Married with two sons, he is by all accounts a warm and gregarious man with a common touch. He enjoys walking and swimming and his fondness for a game of belotte - a French form of poker - with friends in Luxembourg cafes was blamed for his initial reluctance to take the Commission job.

He is, as Ireland's Commissioner, Padraig Flynn, points out, a man who has successfully pressed the flesh in political campaigns and so, unlike many Commissioners, including his predecessor, understands the fears of the citizen in the street.

But his early press in the Commission was not good. Seen as uninspiring, not an intellectual, and a lightweight second choice after his friend, the Belgian Prime Minister, Mr Jean Luc Dehaeme, was vetoed by the British Prime Minister, Mr Major, there were hints that he also might have too much of a fondness for the Luxembourg Pinot grape.

IN retrospect that unflattering perspective was the result of unfair comparisons with Jacques Delors. The Commission's new boss was quick to show his mettle with a distribution of portfolios which reflected considerable political skills and a willingness to take tough decisions - his facing down of the demands of the British Commissioner Sir Leon Brittain, pleasantly surprised all but Sir Leon.

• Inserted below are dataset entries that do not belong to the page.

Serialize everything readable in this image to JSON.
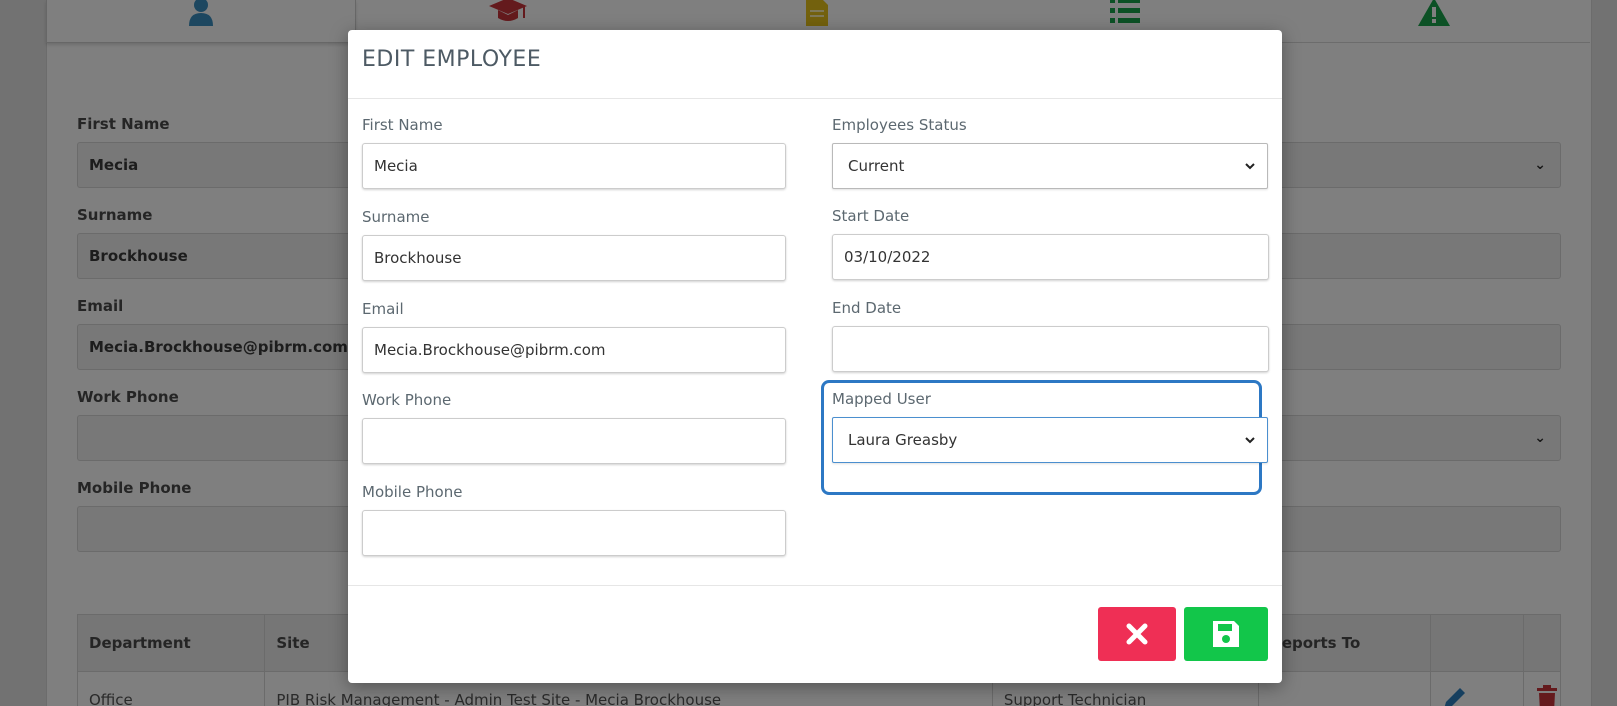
{
  "background": {
    "tabs": [
      {
        "icon": "user-icon",
        "color": "#3b8fc0"
      },
      {
        "icon": "graduation-cap-icon",
        "color": "#c9343b"
      },
      {
        "icon": "document-icon",
        "color": "#e7c21a"
      },
      {
        "icon": "list-icon",
        "color": "#19a34b"
      },
      {
        "icon": "warning-icon",
        "color": "#19a34b"
      }
    ],
    "fields": {
      "first_name_label": "First Name",
      "first_name_value": "Mecia",
      "surname_label": "Surname",
      "surname_value": "Brockhouse",
      "email_label": "Email",
      "email_value": "Mecia.Brockhouse@pibrm.com",
      "work_phone_label": "Work Phone",
      "mobile_phone_label": "Mobile Phone"
    },
    "table": {
      "headers": [
        "Department",
        "Site",
        "Reports To"
      ],
      "row": {
        "department": "Office",
        "site": "PIB Risk Management - Admin Test Site - Mecia Brockhouse",
        "role": "Support Technician"
      }
    }
  },
  "modal": {
    "title": "EDIT EMPLOYEE",
    "first_name": {
      "label": "First Name",
      "value": "Mecia"
    },
    "surname": {
      "label": "Surname",
      "value": "Brockhouse"
    },
    "email": {
      "label": "Email",
      "value": "Mecia.Brockhouse@pibrm.com"
    },
    "work_phone": {
      "label": "Work Phone",
      "value": ""
    },
    "mobile_phone": {
      "label": "Mobile Phone",
      "value": ""
    },
    "status": {
      "label": "Employees Status",
      "value": "Current"
    },
    "start_date": {
      "label": "Start Date",
      "value": "03/10/2022"
    },
    "end_date": {
      "label": "End Date",
      "value": ""
    },
    "mapped_user": {
      "label": "Mapped User",
      "value": "Laura Greasby"
    },
    "buttons": {
      "cancel_icon": "close-icon",
      "save_icon": "save-icon"
    },
    "colors": {
      "cancel": "#ef2f55",
      "save": "#12c64a",
      "highlight": "#2d78c4"
    }
  }
}
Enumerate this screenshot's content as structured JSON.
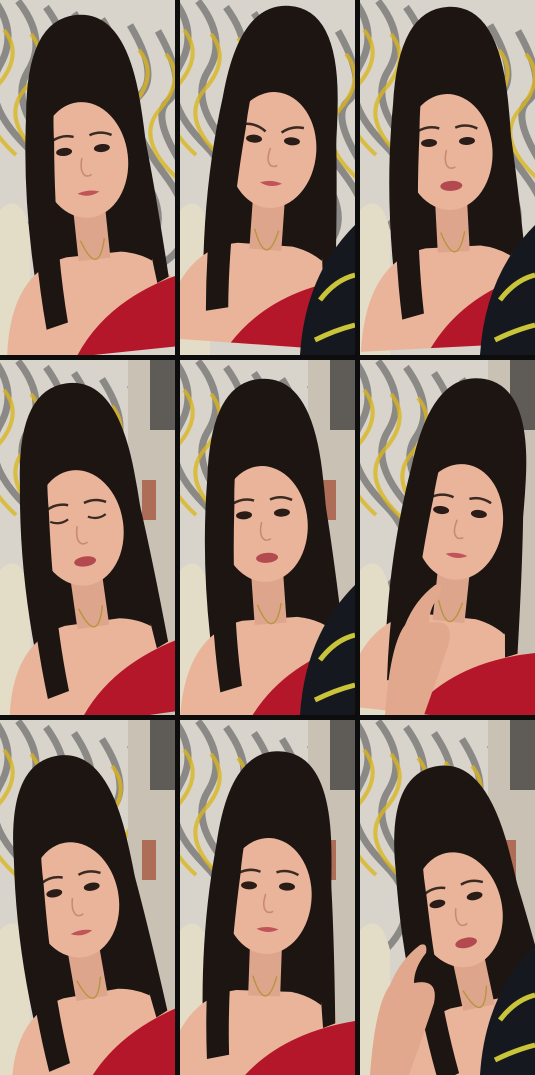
{
  "grid": {
    "rows": 3,
    "columns": 3,
    "tiles": [
      {
        "pose": "head-tilted",
        "top_color": "#b5172a",
        "jacket": false,
        "hand": false,
        "room_wall": false
      },
      {
        "pose": "frown",
        "top_color": "#b5172a",
        "jacket": true,
        "hand": false,
        "room_wall": false
      },
      {
        "pose": "talking",
        "top_color": "#b5172a",
        "jacket": true,
        "hand": false,
        "room_wall": false
      },
      {
        "pose": "eyes-closed",
        "top_color": "#b5172a",
        "jacket": false,
        "hand": false,
        "room_wall": true
      },
      {
        "pose": "talking",
        "top_color": "#b5172a",
        "jacket": true,
        "hand": false,
        "room_wall": true
      },
      {
        "pose": "hand-to-face",
        "top_color": "#b5172a",
        "jacket": false,
        "hand": true,
        "room_wall": true
      },
      {
        "pose": "head-tilted",
        "top_color": "#b5172a",
        "jacket": false,
        "hand": false,
        "room_wall": true
      },
      {
        "pose": "neutral",
        "top_color": "#b5172a",
        "jacket": false,
        "hand": false,
        "room_wall": true
      },
      {
        "pose": "chin-on-hand",
        "top_color": "#b5172a",
        "jacket": true,
        "hand": true,
        "room_wall": true
      }
    ]
  },
  "colors": {
    "background": "#0d0d0d",
    "curtain": "#d8d4cc",
    "curtain_accent": "#d9b51f",
    "curtain_dark": "#4d4a4c",
    "skin": "#e9b49a",
    "hair": "#1c1512",
    "jacket": "#15191f",
    "jacket_pattern": "#c9c43a",
    "wall": "#c9c1b4"
  }
}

Santer's success in dispelling some early misapprehensions are attributable to his appointment as his chef de cabinet of fellow Luxembourger, Jim Cloos, a Commission veteran who as a Luxembourg diplomat played a key role in the Maastricht negotiations. His pragmatic and more relaxed style marked a profound change from Lamy. The watchword was now teamwork.

But Cloos's approach is definitely - hands on. Santer insisted that as president he should share day to day responsibility with other commissioners for both the Inter Governmental Conference (IGC) on the reform of the EU treaties and planning for the single currency. Cloos drafted the Commission submission to the former.

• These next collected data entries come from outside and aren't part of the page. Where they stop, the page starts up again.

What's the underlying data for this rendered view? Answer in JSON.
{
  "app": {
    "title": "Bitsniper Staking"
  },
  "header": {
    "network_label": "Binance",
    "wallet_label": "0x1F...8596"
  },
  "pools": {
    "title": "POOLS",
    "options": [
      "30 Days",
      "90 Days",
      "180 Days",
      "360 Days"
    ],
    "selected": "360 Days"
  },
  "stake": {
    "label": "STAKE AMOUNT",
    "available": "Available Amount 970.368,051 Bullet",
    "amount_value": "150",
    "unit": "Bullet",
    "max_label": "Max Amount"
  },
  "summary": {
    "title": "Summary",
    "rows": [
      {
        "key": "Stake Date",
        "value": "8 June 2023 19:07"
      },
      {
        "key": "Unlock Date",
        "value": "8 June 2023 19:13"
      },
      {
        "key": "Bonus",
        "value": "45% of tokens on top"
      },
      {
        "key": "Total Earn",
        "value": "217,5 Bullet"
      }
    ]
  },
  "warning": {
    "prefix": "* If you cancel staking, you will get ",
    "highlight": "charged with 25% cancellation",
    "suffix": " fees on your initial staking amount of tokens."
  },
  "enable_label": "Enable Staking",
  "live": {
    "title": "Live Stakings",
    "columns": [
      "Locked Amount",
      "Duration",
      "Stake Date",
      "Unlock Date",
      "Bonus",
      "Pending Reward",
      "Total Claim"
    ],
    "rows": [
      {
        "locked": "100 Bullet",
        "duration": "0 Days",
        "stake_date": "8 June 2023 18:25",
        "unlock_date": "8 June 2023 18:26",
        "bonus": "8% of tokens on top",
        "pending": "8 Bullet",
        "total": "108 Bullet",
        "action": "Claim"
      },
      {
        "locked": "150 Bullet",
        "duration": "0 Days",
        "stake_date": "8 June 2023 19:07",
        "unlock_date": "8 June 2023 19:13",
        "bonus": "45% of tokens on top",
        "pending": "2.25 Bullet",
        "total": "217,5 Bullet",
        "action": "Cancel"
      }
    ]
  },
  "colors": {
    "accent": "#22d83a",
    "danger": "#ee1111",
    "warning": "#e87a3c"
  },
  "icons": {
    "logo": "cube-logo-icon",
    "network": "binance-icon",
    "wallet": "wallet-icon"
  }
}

Santer's reluctance to appear autocratic led him to move too late - against the publishing ventures of the Danish Commissioner, Ritt Bjerregaard. By the time he got his act together her descriptions of Commission meetings were already in print and unsupressable.

Loose talk by the British Commissioner, Neil Kinnock, expressing scepticism about monetary union, the publication of a book on the same theme by a senior British Commission official, Bernard Connolly, The Rotten heart of Europe, and the abuse by the German Commissioner, Martin Bangemann, of his right to earn money on the side - Bangemann accepted a hefty fee for speaking at an EU funded seminar - all gave an impression last year of a Commission in disarray.

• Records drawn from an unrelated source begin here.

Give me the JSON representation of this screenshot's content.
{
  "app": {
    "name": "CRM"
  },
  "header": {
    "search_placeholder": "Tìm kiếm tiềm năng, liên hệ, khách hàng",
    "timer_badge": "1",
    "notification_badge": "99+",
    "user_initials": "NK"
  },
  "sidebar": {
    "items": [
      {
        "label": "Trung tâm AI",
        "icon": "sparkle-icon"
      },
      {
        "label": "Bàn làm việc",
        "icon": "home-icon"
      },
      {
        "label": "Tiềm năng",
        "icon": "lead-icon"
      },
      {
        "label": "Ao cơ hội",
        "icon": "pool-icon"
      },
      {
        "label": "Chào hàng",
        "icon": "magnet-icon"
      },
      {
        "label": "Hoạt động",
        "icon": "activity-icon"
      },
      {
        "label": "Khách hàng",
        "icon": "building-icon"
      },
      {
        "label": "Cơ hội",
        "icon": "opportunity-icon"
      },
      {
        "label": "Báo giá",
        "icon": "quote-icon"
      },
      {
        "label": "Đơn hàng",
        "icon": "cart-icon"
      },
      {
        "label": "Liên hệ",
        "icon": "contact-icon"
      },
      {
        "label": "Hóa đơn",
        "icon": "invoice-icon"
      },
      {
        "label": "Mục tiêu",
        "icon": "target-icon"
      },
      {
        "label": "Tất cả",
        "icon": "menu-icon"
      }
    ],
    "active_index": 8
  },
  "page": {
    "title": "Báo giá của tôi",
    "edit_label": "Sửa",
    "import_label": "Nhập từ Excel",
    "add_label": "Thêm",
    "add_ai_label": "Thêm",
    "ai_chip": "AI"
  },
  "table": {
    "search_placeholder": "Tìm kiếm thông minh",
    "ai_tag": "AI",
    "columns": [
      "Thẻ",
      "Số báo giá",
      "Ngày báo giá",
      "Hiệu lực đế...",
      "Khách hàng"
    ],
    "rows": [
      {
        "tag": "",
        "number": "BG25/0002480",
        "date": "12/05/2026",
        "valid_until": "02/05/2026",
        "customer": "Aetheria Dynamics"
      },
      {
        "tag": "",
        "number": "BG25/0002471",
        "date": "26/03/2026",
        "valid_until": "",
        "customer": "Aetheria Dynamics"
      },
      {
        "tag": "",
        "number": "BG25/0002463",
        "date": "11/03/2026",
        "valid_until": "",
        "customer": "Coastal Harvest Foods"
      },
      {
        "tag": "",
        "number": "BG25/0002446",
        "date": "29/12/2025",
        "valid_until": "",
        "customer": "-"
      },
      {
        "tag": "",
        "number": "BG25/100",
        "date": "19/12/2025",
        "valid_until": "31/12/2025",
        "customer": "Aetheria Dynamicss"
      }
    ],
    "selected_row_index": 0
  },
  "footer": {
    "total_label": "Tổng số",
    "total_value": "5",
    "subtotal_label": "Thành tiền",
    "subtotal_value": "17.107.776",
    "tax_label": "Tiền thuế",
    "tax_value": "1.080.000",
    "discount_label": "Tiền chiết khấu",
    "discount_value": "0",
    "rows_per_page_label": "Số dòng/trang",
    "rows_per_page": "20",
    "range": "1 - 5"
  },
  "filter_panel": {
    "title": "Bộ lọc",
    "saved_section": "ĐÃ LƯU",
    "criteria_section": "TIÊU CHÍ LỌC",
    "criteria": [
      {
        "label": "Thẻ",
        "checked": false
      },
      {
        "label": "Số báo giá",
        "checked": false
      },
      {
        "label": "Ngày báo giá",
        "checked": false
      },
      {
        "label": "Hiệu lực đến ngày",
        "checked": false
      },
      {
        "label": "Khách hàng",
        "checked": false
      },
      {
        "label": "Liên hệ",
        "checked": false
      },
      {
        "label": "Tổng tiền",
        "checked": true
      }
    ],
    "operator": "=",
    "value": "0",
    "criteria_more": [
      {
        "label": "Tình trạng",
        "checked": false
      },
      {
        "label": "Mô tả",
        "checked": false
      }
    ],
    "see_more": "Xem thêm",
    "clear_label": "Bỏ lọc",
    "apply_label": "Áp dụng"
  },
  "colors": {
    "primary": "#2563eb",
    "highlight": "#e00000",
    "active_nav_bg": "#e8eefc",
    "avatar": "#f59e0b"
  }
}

The Commission has since got its acts together - in public at least.

At the Madrid summit dinner in December Santer was rapped on the knuckles by Germany's Chancellor Helmut Kohl over Commissioners' lack of discipline. Unabashed, Mr Santer, is reported to have reminded him that it is the member states who appoint commissioners. Would Dr Kohl like to support proposals to give the President the right to hire and fire Commissioners?

On BSE, although willing publicly to warn the British their tactics are counterprodcutive and that they, not the EU, are the authors of their misfortune, he has supported the Agriculture Commissioner, Franz Fischler's determination to show Britain that the Commission can be its ally in getting the ban lifted.

Perhaps most disappointing to Santer was the lukewarm response to his idea of a Confidence Pact for Jobs, seen in Brussels as rather old wine in new bottles, a repackaging of Delor's White Paper themes with a Chateau Santer label.

It was supposed to be a combination of getting the social partners together to pledge pay restraint and flexibility - not a success - and attempts to direct savings from the farm budget into Trans European Networks and research - likely to be scuppered by the demands placed on the budget by the BSE crisis.

But Santer's real test is yet to come - more than any other single issue the formulation of a budget for the Union and brokering agreement on it, thrusts the Commission President centre stage and puts his diplomatic skills to the test. The next budget runs from 1999, but by the end of next year "Santer I", as it will be known, will have to be in the pipeline.

"I don't set much store by dreams and visions, just concrete results," he has said. And so he will be judged.